Um die Anbindung hinzubekommen habe ich einfach die 10er und 12er datein durch eine gleichnamige 15er ersetzt (reinkopiert umbenannt) und schließlich noch den symbolischen Link auf diese Dateien erzeugt - klappt soweit ganz prima, bis irgendwann nach Tagen die symbolischen Links zurückgesetzt werden auf ihre alte Vaiante.
 Kann mir jemand zum einen sagen warum diese Links zurückgesetzt werden (Server Neustart, Postfix Neustart(glaube ich nicht) oder welcher Auslöser auch immer) und zum anderen wie ich diese dauerhaft erzeugen kann. Und wo wir schon dabei sind, wie kann ich denn nen Link auslesen (könnte ich nach googlen ich weiß aber wo ich schon mal schreibe...)? Könnte ja sonst die Datei auf die der Link immer verweist auch noch einmal überschreiben . 

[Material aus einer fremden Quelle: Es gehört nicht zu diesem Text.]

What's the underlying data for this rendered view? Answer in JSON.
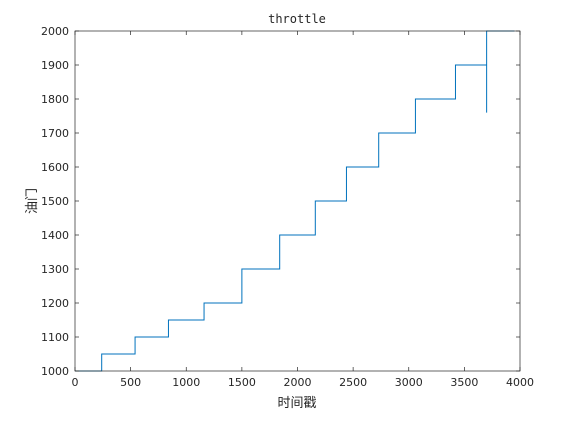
{
  "chart_data": {
    "type": "line",
    "title": "throttle",
    "xlabel": "时间戳",
    "ylabel": "油门",
    "xlim": [
      0,
      4000
    ],
    "ylim": [
      1000,
      2000
    ],
    "xticks": [
      0,
      500,
      1000,
      1500,
      2000,
      2500,
      3000,
      3500,
      4000
    ],
    "yticks": [
      1000,
      1100,
      1200,
      1300,
      1400,
      1500,
      1600,
      1700,
      1800,
      1900,
      2000
    ],
    "grid": false,
    "series": [
      {
        "color": "#0072bd",
        "x": [
          0,
          240,
          240,
          540,
          540,
          840,
          840,
          1160,
          1160,
          1500,
          1500,
          1840,
          1840,
          2160,
          2160,
          2440,
          2440,
          2730,
          2730,
          3060,
          3060,
          3420,
          3420,
          3700,
          3700,
          3700,
          3700,
          3950
        ],
        "y": [
          1000,
          1000,
          1050,
          1050,
          1100,
          1100,
          1150,
          1150,
          1200,
          1200,
          1300,
          1300,
          1400,
          1400,
          1500,
          1500,
          1600,
          1600,
          1700,
          1700,
          1800,
          1800,
          1900,
          1900,
          1760,
          2000,
          2000,
          2000
        ]
      }
    ]
  }
}
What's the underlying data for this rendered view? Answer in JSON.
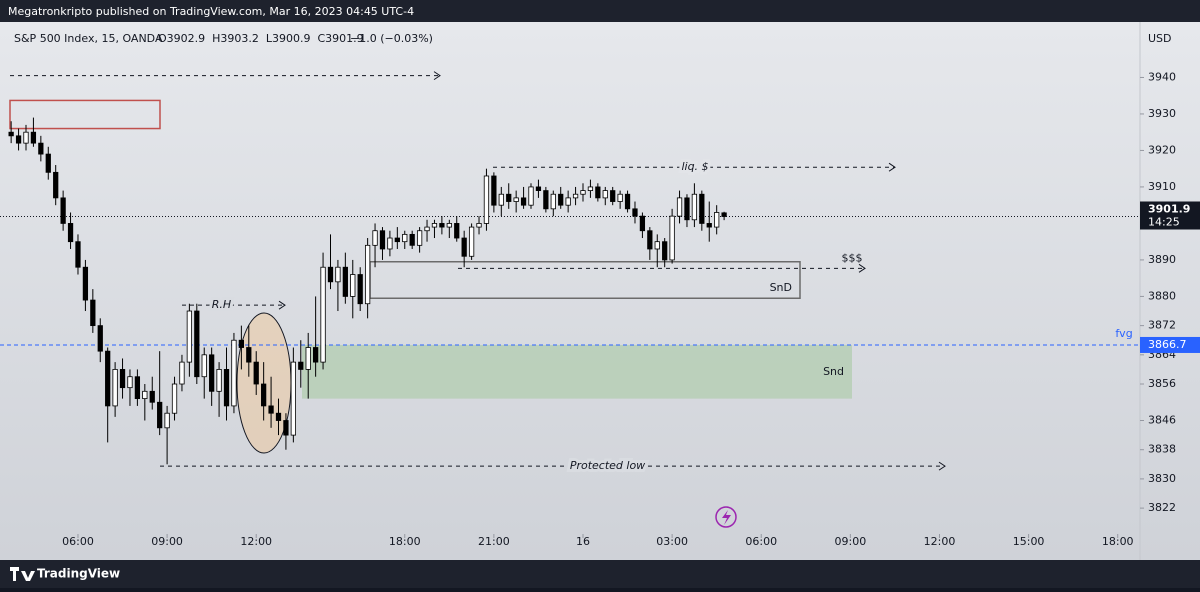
{
  "header": {
    "text": "Megatronkripto published on TradingView.com, Mar 16, 2023 04:45 UTC-4"
  },
  "footer": {
    "brand": "TradingView"
  },
  "chart_data": {
    "type": "candlestick",
    "symbol": "S&P 500 Index, 15, OANDA",
    "ohlc_text": "O3902.9  H3903.2  L3900.9  C3901.9",
    "change": "−1.0 (−0.03%)",
    "currency": "USD",
    "up_color": "#ffffff",
    "down_color": "#000000",
    "outline": "#000000",
    "xlim": [
      -1.5,
      152
    ],
    "xticks": [
      {
        "value": 9,
        "label": "06:00"
      },
      {
        "value": 21,
        "label": "09:00"
      },
      {
        "value": 33,
        "label": "12:00"
      },
      {
        "value": 53,
        "label": "18:00"
      },
      {
        "value": 65,
        "label": "21:00"
      },
      {
        "value": 77,
        "label": "16"
      },
      {
        "value": 89,
        "label": "03:00"
      },
      {
        "value": 101,
        "label": "06:00"
      },
      {
        "value": 113,
        "label": "09:00"
      },
      {
        "value": 125,
        "label": "12:00"
      },
      {
        "value": 137,
        "label": "15:00"
      },
      {
        "value": 149,
        "label": "18:00"
      }
    ],
    "ylim": [
      3816,
      3953
    ],
    "yticks": [
      3940,
      3930,
      3920,
      3910,
      3890,
      3880,
      3872,
      3864,
      3856,
      3846,
      3838,
      3830,
      3822
    ],
    "current_price": 3901.9,
    "countdown": "14:25",
    "fvg_price": 3866.7,
    "fvg_label": "fvg",
    "zones": [
      {
        "top": 3933.7,
        "bottom": 3926,
        "color": "#c0504d"
      },
      {
        "label": "SnD",
        "top": 3889.5,
        "bottom": 3879.5,
        "color": "#6b6b6b"
      },
      {
        "label": "Snd",
        "top": 3866.7,
        "bottom": 3852,
        "color": "#a9c9a4"
      }
    ],
    "levels": [
      {
        "price": 3940.5
      },
      {
        "price": 3915.4,
        "label": "liq. $"
      },
      {
        "price": 3887.7,
        "label": "$$$"
      },
      {
        "price": 3877.6,
        "label": "R.H"
      },
      {
        "price": 3833.5,
        "label": "Protected low"
      }
    ],
    "ohlc": [
      [
        3925,
        3928,
        3922,
        3924
      ],
      [
        3924,
        3926,
        3920,
        3922
      ],
      [
        3922,
        3927,
        3920,
        3925
      ],
      [
        3925,
        3929,
        3921,
        3922
      ],
      [
        3922,
        3924,
        3917,
        3919
      ],
      [
        3919,
        3921,
        3912,
        3914
      ],
      [
        3914,
        3916,
        3905,
        3907
      ],
      [
        3907,
        3909,
        3898,
        3900
      ],
      [
        3900,
        3903,
        3893,
        3895
      ],
      [
        3895,
        3897,
        3886,
        3888
      ],
      [
        3888,
        3890,
        3876,
        3879
      ],
      [
        3879,
        3882,
        3870,
        3872
      ],
      [
        3872,
        3874,
        3862,
        3865
      ],
      [
        3865,
        3866,
        3840,
        3850
      ],
      [
        3850,
        3862,
        3847,
        3860
      ],
      [
        3860,
        3863,
        3852,
        3855
      ],
      [
        3855,
        3860,
        3850,
        3858
      ],
      [
        3858,
        3860,
        3850,
        3852
      ],
      [
        3852,
        3856,
        3846,
        3854
      ],
      [
        3854,
        3858,
        3849,
        3851
      ],
      [
        3851,
        3865,
        3842,
        3844
      ],
      [
        3844,
        3850,
        3834,
        3848
      ],
      [
        3848,
        3858,
        3846,
        3856
      ],
      [
        3856,
        3864,
        3854,
        3862
      ],
      [
        3862,
        3878,
        3858,
        3876
      ],
      [
        3876,
        3878,
        3856,
        3858
      ],
      [
        3858,
        3866,
        3852,
        3864
      ],
      [
        3864,
        3866,
        3850,
        3854
      ],
      [
        3854,
        3862,
        3847,
        3860
      ],
      [
        3860,
        3866,
        3846,
        3850
      ],
      [
        3850,
        3870,
        3848,
        3868
      ],
      [
        3868,
        3872,
        3860,
        3866
      ],
      [
        3866,
        3872,
        3858,
        3862
      ],
      [
        3862,
        3865,
        3853,
        3856
      ],
      [
        3856,
        3862,
        3846,
        3850
      ],
      [
        3850,
        3858,
        3844,
        3848
      ],
      [
        3848,
        3852,
        3842,
        3846
      ],
      [
        3846,
        3848,
        3838,
        3842
      ],
      [
        3842,
        3866,
        3840,
        3862
      ],
      [
        3862,
        3868,
        3855,
        3860
      ],
      [
        3860,
        3870,
        3852,
        3866
      ],
      [
        3866,
        3880,
        3858,
        3862
      ],
      [
        3862,
        3892,
        3860,
        3888
      ],
      [
        3888,
        3897,
        3882,
        3884
      ],
      [
        3884,
        3890,
        3876,
        3888
      ],
      [
        3888,
        3892,
        3878,
        3880
      ],
      [
        3880,
        3890,
        3874,
        3886
      ],
      [
        3886,
        3888,
        3876,
        3878
      ],
      [
        3878,
        3896,
        3874,
        3894
      ],
      [
        3894,
        3900,
        3888,
        3898
      ],
      [
        3898,
        3899,
        3890,
        3893
      ],
      [
        3893,
        3898,
        3891,
        3896
      ],
      [
        3896,
        3899,
        3893,
        3895
      ],
      [
        3895,
        3898,
        3893,
        3897
      ],
      [
        3897,
        3898,
        3893,
        3894
      ],
      [
        3894,
        3899,
        3892,
        3898
      ],
      [
        3898,
        3901,
        3895,
        3899
      ],
      [
        3899,
        3901,
        3896,
        3900
      ],
      [
        3900,
        3902,
        3897,
        3899
      ],
      [
        3899,
        3901,
        3896,
        3900
      ],
      [
        3900,
        3902,
        3895,
        3896
      ],
      [
        3896,
        3898,
        3888,
        3891
      ],
      [
        3891,
        3900,
        3890,
        3899
      ],
      [
        3899,
        3902,
        3897,
        3900
      ],
      [
        3900,
        3915,
        3898,
        3913
      ],
      [
        3913,
        3914,
        3903,
        3905
      ],
      [
        3905,
        3910,
        3902,
        3908
      ],
      [
        3908,
        3911,
        3904,
        3906
      ],
      [
        3906,
        3909,
        3903,
        3907
      ],
      [
        3907,
        3910,
        3904,
        3905
      ],
      [
        3905,
        3911,
        3904,
        3910
      ],
      [
        3910,
        3912,
        3907,
        3909
      ],
      [
        3909,
        3910,
        3903,
        3904
      ],
      [
        3904,
        3909,
        3902,
        3908
      ],
      [
        3908,
        3910,
        3904,
        3905
      ],
      [
        3905,
        3909,
        3903,
        3907
      ],
      [
        3907,
        3910,
        3905,
        3908
      ],
      [
        3908,
        3911,
        3906,
        3909
      ],
      [
        3909,
        3912,
        3907,
        3910
      ],
      [
        3910,
        3911,
        3906,
        3907
      ],
      [
        3907,
        3910,
        3905,
        3909
      ],
      [
        3909,
        3910,
        3905,
        3906
      ],
      [
        3906,
        3909,
        3904,
        3908
      ],
      [
        3908,
        3909,
        3903,
        3904
      ],
      [
        3904,
        3906,
        3900,
        3902
      ],
      [
        3902,
        3903,
        3896,
        3898
      ],
      [
        3898,
        3899,
        3890,
        3893
      ],
      [
        3893,
        3897,
        3888,
        3895
      ],
      [
        3895,
        3896,
        3888,
        3890
      ],
      [
        3890,
        3904,
        3889,
        3902
      ],
      [
        3902,
        3909,
        3900,
        3907
      ],
      [
        3907,
        3908,
        3899,
        3901
      ],
      [
        3901,
        3911,
        3899,
        3908
      ],
      [
        3908,
        3909,
        3898,
        3900
      ],
      [
        3900,
        3906,
        3895,
        3899
      ],
      [
        3899,
        3905,
        3897,
        3903
      ],
      [
        3902.9,
        3903.2,
        3900.9,
        3901.9
      ]
    ]
  }
}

Hoffe bei dem geilen Wetter ist überhaupt wer online...

Als dann nette Grüße,

Mindwinder


----------



## Dennis Wronka (19. Juli 2006)

An das Ziel eines Links kannst Du per *ls -l* kommen.
Hmm, das einzige was mir einfaellt was da neu verlinken koennte waere evtl. ldconfig, aber so richtig vorstellen kann ich mir das auch nicht.


----------



## Mindwinder (19. Juli 2006)

Hmm also ldconfig hört sich nach der Beschreibung schon nicht so verkehrt an -aber ohne rechten Plan lasse ich wohl besser die Finger davon und warte bis es endlich ne stable clientlib für 1.5 gibt  . 
Falls aber irgendjemand vorher noch ne Idee hat immer her damit.

Gruß Mindwinder


----------